If you want to know more than that, then let’s get to work.  And there’s a lot to do and lot to figure out and I have this strange paradoxical approach to all of it.

On one hand, I want everything that is humanly possible to be done for her and I want to push her and her doctors and I want to see them surprised when she returns.  And just as soon as this perspective begins to stress me out, wondering if we have done it all right, gone to the perfect doctor, worked hard enough in our home- somewhere in here I am reminded where we brought her from and reminded that if we just wake up and love her and go to bed, then that will be a drastic improvement from where she was.

My prayer, as of late, for Lena has been that He would restore what the locusts have eaten.  And in this prayer, I am reminded that I cannot do all that she needs.  I am not enough.  Of course, I have learned this lesson before now, but forgotten it by noon.  I would like to say that this realization is a comfort, but only on my best days.  I have built a world around my achievement and ability and I like to think that I can make a dent in whatever mountain lies before me.

It’s going to take all that I have and yet its beyond me.  And in this way, Lena is no different than any of our kids.  The best things that we as parents want for our children are those things that we cannot just hand them.  Parenting is a daily reminder of my inadequacy.

Thanks kids.

3,732 Comments

  1. Barbara Beebe on February 8, 2012 at 11:52 am

    You continue to amaze me! You also “waste” my morning plans! I have a minute to catch up on your writings ……..and someone has tiptoed in and turned the hands of my clock up a hour! I find myself having the need to go back and catch up on what has been going on in that head of yours……..not just your comings and goings……but your honest interpretations of your life!!! Just as you described your first pure Christmas….no tinsel, lights, wrapping paper and such, only the Giver of Christmas…..so I see your writings. Pure, (and honest)….a gift given to you that you are so willing to give to us….thanks again! I would love to read your book…….I keep thinking back to that little kid at FSC, shaking my head and muttering “who would have guessed?”!!!!



  2. Lindsey Wheeler on February 8, 2012 at 11:52 pm

    These words were from Jesus to me tonight…thanks Matt. I’m afraid that all I feel most days is inadequate, and I am. Jesus is it.

    “And just as soon as this perspective begins to stress me out, wondering if we have done it all right, gone to the perfect doctor, worked hard enough in our home- somewhere in here I am reminded where we brought her from and reminded that if we just wake up and love her and go to bed, then that will be a drastic improvement from where she was.”
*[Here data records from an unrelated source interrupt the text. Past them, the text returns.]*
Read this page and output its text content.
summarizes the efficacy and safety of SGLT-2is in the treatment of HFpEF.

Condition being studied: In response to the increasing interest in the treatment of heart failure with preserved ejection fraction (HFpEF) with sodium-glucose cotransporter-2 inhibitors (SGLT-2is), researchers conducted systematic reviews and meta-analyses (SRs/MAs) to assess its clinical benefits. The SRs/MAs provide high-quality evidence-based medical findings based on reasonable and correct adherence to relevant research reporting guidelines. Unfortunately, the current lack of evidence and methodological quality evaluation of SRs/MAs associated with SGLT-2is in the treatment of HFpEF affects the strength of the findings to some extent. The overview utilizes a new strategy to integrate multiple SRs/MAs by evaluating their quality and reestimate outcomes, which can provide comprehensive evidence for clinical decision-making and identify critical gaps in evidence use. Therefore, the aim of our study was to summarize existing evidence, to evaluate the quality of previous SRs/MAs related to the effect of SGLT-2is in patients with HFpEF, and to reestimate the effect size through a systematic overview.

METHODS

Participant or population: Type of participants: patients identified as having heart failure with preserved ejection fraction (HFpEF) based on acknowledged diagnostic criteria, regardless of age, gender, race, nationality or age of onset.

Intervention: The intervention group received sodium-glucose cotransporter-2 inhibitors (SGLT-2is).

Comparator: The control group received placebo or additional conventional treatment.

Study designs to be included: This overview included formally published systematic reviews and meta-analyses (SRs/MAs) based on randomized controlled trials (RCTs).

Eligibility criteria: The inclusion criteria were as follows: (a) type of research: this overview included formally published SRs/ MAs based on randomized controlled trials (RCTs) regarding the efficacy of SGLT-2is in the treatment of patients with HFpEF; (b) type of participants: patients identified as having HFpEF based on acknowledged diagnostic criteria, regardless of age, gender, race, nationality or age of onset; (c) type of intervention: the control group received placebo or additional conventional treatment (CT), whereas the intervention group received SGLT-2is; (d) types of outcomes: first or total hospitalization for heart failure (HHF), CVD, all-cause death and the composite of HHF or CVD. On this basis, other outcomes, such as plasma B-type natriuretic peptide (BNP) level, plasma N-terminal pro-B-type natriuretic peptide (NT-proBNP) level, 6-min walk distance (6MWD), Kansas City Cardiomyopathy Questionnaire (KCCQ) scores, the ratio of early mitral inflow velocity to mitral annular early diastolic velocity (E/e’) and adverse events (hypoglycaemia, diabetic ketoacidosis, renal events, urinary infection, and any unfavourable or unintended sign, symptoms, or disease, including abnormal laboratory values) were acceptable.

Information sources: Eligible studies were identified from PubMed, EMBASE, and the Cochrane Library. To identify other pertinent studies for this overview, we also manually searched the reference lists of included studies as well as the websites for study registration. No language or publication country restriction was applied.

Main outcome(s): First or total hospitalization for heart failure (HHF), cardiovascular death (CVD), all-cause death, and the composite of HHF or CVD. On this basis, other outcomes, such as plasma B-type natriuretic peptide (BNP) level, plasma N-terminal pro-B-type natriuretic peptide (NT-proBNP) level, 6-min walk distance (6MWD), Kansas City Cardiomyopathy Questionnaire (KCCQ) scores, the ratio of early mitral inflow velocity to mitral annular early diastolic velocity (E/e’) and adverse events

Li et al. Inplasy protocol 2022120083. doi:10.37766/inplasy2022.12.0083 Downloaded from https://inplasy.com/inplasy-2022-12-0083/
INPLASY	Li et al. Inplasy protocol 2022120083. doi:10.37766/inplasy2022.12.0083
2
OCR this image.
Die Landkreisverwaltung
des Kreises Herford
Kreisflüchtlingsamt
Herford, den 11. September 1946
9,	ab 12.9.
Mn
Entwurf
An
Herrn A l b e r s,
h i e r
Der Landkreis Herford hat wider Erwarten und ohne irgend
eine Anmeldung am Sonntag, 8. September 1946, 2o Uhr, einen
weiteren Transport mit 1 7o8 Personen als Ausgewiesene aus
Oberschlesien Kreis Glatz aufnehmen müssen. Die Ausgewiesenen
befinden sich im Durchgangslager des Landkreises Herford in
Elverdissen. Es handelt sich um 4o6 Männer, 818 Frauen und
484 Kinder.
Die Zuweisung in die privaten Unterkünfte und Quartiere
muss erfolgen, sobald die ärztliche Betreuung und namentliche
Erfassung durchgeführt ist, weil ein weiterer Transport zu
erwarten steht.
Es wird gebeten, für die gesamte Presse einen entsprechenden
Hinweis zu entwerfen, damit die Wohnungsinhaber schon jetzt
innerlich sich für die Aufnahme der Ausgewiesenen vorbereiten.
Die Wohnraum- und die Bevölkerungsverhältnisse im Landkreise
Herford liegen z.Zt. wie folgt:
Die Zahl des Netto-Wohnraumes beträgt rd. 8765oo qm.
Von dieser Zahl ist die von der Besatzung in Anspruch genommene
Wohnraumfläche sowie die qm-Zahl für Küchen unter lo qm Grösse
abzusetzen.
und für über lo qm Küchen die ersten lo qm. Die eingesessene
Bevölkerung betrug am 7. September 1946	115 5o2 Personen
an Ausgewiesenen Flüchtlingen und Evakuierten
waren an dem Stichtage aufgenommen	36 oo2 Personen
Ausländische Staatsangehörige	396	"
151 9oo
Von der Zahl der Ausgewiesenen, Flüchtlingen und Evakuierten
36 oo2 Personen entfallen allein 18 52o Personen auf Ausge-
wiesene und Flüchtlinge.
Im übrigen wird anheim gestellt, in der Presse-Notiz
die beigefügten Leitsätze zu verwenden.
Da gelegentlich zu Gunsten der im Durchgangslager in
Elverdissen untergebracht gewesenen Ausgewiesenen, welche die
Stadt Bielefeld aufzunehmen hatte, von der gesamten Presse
  3. Martha on February 9, 2012 at 5:49 am

    Amen brotha. We have a great gift in your friendship. Thank you for sharing yourselves with us and others and the consistent forerunners you are. Much love, da’ newmans



  4. Molly on February 16, 2012 at 2:36 pm

    Hey Matt- I’m very interested in adopting a little Down Syndrome boy in the Ukraine named Colton (on Reece’s Rainbow). Saw that you guys adopted Lena from there. Would you mind filling me in on your experience? How much did it cost? Did you fundraise? How long did it take from start to finish? etc. Thanks so much!



  5. Missy Taborn on February 19, 2012 at 3:24 pm

    Hi! I am so glad to see this blog! I actually was trying to contact you before you left for Ukraine – my husband and I adopted our son from the same room as Lena – they were roommates! I wanted to share photos I took of Lena with you and tell you what I thought of her (wonderful thoughts!). Looks like I’m too late! ;o)

    I would still love to visit with you by e-mail if you’d like. My e-mail address and blog are listed above. If you want to read my Ukraine blog posts (I can’t remember if I put a photo of her on there), go to the archives and check out July/August 2009.

    I’m sooooo thrilled for Lena that she has her mom and dad now! My husband and I were praying for her and pulling for her hard. She sure grabbed my heart! :o)

    Hugs to you as a fellow Antoshka mom!!